The TGA review identified inadequate training/experience for implanting surgeons as a factor in increasing the risk of complications. Certain patients, including those who smoked or were obese, were found to be at higher risk of adverse events and repeated procedures.

The TGA review of each urogynaecological surgical mesh product has begun and findings will be published on the TGA website for the information of consumers and health professionals.

Information for consumers

Information on surgery for pelvic organ prolapse is available on the Royal Australian and New Zealand College of Obstetricians and Gynaecologists (RANZCOG) website. This information includes the need to ensure you discuss this procedure in detail with your surgeon.

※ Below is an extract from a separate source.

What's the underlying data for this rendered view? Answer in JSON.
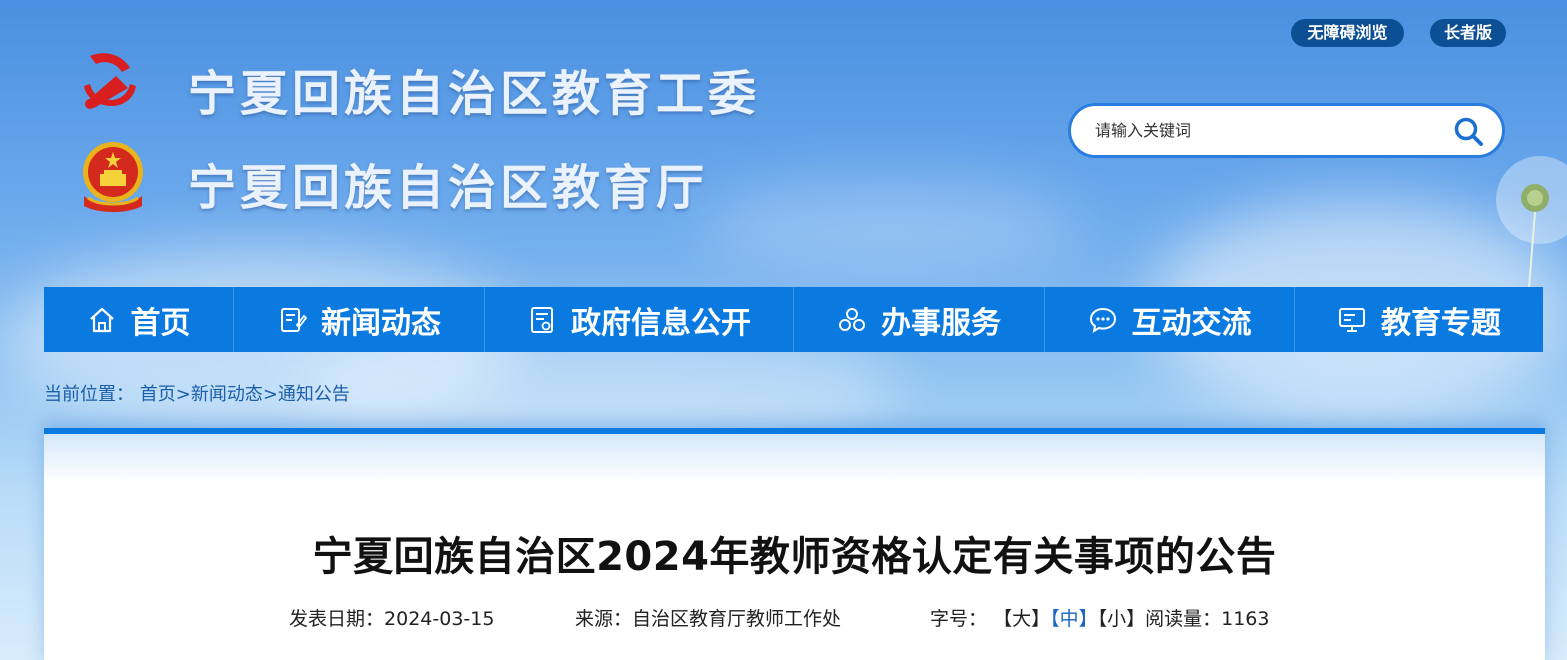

If you have an implanted urogynaecological mesh and it causes any symptoms, including pain, or if you have concerns about any implanted device, contact your surgeon.

Information for all health professionals

If a patient experiences pain or any other symptom that they suspect is being caused by an implanted urogynaecological mesh, or they have any questions or concerns regarding this issue, refer them to their surgeon.

Information for urogynaecological surgeons

The RANZCOG and the Urogynaecological Society of Australasia (UGSA) have published guidelines on the use of polypropylene vaginal mesh implants for vaginal prolapse.

The guidelines cover the need for:

  • informed patient consent
  • surgical training
  • appropriate patient selection
  • reporting adverse events to the TGA

They also include information on patient groups in whom caution should be exercised when considering the use of transvaginal mesh implants.

The expert advice received by the TGA is consistent with the guidance provided by RANZCOG and UGSA that the decision to use mesh should be made on a case-by-case basis and should include a detailed discussion of the risks and benefits of the use of mesh in prolapse repair with each individual patient.

Reporting problems

Consumers and health professionals are encouraged to report problems with medical devices, including all incidents requiring revision. Your report will contribute to the TGA's monitoring of these products. For more information see the TGA Incident Reporting and Investigation Scheme (IRIS).

The TGA cannot give advice about an individual's medical condition. You are strongly encouraged to talk with a health professional if you are concerned about a possible adverse event associated with a medical device.